Notes on source layout

  • The sssttt directories have parallel directory structures, containing a site python package for the django project, many python modules, but also directories for resources and frontend JS/CSS.

  • The hope for the top-level src directory containing python packages is that it makes it easier to run pytest/mypy/black across all our python code at once.

  • Python test files should be named test_blah.py and go in the same directory as the code they are testing. Do not create separate test directories.

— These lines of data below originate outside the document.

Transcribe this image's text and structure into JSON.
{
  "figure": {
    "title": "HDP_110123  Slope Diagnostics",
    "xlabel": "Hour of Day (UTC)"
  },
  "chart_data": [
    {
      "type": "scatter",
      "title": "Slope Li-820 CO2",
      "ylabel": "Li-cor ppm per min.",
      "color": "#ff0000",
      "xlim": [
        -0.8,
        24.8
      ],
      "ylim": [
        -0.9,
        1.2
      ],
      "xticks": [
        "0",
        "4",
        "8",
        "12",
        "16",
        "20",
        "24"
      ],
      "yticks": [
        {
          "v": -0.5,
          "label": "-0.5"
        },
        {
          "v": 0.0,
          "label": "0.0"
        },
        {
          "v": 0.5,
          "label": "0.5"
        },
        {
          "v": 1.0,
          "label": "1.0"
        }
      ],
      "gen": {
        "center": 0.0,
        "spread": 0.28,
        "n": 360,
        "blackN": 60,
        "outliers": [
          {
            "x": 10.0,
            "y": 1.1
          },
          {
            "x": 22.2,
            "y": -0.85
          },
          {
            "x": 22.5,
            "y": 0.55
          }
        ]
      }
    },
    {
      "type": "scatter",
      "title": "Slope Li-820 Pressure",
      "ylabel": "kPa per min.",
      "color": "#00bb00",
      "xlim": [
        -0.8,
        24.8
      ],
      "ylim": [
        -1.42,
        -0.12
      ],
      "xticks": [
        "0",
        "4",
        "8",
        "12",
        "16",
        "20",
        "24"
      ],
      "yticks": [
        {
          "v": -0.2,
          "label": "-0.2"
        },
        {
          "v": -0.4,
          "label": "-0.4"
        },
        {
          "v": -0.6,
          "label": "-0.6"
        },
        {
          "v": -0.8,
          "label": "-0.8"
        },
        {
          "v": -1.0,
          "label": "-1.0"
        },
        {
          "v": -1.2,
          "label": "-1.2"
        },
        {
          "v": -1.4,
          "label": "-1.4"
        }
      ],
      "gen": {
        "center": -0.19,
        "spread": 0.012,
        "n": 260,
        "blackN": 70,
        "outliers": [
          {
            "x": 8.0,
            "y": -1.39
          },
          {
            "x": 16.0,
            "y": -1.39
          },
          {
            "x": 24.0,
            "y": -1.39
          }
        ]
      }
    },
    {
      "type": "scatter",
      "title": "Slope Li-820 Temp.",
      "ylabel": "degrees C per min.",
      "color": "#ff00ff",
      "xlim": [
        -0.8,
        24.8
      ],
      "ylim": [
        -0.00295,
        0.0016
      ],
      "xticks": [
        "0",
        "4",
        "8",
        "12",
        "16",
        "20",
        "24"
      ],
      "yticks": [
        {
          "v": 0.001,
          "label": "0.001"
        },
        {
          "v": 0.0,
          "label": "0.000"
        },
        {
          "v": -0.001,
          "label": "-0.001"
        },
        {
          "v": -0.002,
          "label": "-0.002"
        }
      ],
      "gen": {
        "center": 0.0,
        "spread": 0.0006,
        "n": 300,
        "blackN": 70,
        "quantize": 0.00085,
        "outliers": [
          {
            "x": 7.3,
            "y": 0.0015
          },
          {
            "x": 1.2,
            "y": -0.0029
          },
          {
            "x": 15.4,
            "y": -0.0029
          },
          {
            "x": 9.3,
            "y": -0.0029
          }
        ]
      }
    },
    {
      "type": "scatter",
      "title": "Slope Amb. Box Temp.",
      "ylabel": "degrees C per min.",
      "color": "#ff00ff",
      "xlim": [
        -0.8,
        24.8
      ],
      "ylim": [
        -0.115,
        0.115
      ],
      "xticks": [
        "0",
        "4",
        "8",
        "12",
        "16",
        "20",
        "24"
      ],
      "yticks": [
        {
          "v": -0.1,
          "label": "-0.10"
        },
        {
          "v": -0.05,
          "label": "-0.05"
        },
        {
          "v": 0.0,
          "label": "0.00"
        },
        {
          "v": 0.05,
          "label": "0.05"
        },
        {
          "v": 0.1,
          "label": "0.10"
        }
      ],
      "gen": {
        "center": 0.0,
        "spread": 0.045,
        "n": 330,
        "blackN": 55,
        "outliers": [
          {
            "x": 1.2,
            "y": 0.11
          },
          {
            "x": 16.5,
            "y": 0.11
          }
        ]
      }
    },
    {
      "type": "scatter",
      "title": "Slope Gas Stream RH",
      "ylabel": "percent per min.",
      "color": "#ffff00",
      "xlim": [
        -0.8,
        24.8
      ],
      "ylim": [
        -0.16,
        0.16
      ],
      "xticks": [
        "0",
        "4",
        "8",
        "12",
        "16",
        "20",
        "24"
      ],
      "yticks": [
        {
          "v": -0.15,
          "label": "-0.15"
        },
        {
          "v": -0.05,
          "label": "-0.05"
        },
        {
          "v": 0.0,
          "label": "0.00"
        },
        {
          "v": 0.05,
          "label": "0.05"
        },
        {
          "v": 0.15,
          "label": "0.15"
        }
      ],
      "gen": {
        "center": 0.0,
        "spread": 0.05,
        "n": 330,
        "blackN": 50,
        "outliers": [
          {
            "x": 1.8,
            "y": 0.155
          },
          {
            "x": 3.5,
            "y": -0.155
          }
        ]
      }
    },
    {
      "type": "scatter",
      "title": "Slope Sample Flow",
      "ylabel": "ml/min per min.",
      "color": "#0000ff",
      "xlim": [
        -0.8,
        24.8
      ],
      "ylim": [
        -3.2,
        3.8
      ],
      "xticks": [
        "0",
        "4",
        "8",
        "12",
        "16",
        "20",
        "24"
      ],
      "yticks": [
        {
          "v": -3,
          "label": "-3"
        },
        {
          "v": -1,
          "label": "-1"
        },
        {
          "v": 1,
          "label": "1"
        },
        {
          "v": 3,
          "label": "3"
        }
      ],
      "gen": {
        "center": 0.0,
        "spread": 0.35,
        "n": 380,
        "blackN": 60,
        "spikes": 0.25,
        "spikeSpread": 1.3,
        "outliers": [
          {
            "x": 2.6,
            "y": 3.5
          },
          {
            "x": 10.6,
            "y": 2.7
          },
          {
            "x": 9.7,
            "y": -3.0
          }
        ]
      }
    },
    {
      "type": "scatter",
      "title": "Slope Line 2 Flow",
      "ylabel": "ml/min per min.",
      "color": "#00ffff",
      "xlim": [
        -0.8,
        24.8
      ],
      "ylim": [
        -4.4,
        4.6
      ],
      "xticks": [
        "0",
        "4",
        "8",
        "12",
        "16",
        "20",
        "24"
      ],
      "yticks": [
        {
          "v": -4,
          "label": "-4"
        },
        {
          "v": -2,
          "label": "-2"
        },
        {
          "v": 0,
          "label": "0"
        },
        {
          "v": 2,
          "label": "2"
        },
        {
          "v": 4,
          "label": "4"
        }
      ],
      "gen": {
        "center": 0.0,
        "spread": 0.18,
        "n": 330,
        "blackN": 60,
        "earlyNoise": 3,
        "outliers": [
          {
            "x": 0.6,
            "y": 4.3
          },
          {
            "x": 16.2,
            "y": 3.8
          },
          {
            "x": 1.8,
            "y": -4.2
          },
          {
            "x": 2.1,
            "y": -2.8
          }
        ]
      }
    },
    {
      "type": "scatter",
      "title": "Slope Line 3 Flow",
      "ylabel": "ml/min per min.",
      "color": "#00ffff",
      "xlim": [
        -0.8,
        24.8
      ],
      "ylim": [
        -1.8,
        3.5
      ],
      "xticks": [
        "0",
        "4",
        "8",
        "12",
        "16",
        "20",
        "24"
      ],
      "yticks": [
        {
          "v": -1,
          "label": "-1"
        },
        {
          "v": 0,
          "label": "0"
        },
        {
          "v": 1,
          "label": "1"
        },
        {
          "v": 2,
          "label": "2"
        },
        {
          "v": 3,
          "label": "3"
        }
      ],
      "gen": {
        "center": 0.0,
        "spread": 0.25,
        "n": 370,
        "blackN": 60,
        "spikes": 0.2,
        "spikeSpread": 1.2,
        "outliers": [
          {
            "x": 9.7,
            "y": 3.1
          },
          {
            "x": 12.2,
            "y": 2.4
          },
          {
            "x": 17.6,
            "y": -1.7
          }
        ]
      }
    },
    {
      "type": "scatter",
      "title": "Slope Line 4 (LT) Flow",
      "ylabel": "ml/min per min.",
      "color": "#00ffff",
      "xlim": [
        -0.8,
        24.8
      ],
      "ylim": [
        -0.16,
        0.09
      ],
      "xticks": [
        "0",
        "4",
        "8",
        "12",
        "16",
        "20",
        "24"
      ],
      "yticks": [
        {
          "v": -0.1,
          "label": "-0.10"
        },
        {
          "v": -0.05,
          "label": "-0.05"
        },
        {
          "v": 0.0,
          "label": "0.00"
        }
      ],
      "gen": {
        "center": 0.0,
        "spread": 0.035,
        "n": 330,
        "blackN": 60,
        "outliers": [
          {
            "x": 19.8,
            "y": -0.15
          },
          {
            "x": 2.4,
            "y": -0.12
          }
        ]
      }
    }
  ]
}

Tests are easier to find, update, and create when they are right next to the code they are testing, not in some other directory.

    There are arguments for and against both the test_foo.py and foo_test.py conventions; we flipped a coin and settled on test_foo.py.

  • That said, the cypress integration tests will live in their separate cypress folders. It is likely that there will be some shared tests in morphodict/cypress that will be used by every dictionary application, in addition to dictionary-specific tests.

  • We’re not specifying a new structure for the frontend JS/CSS code here. For now, we’ll keep doing whatever we’ve been doing, only the files will be stored in directories called frontend instead of src.

    We’ll start with everything in src/morphodict/frontend but language-specific JS/CSS will eventually go in src/sssttt/frontend.

Migration procedure

This proposal does not need to be adopted all at once or block other work. Instead this proposal exists so that, when code must be moved in order to accomplish higher-level goals such as making a dictionary work for a new language, there are guidelines in place for where to move the code to. That way itwêwina development doesn’t have to be blocked on moving everything around, and development on new languages doesn’t have to be blocked as often on figuring out where code should move to and what it should be called.

This proposal is our best guess at how we can address some of the issues we’ve run into in the past, and expect to run into in the future; if something in here ends up not being workable, or causes more issues, then by all means, update this plan.

The rough idea is:

  • A crkeng directory is created for itwêwina following the new structure. It imports all the code from CreeDictionary.

  • Work on itwêwina continues in the CreeDictionary package as normal, it’s just moved into the src directory, and gets run from ./crkeng-manage

  • As we work to get parts of non-Plains Cree dictionaries working, we move code from CreeDictionary into either morphodict for language-independent stuff, or sssttt directories for things specific to certain language pairs.

    As pieces are moved out of CreeDictionary, pre-existing work on itwêwina will start to happen in crkeng and morphodict as well.

We can measure our progress somewhat by watching CreeDictionary shrink as it moves into crkeng and morphodict.

PS:

  • In Python code, prefer absolute imports to relative ones for now, as they are more explicit, and will allow us to grep for CreeDictionary.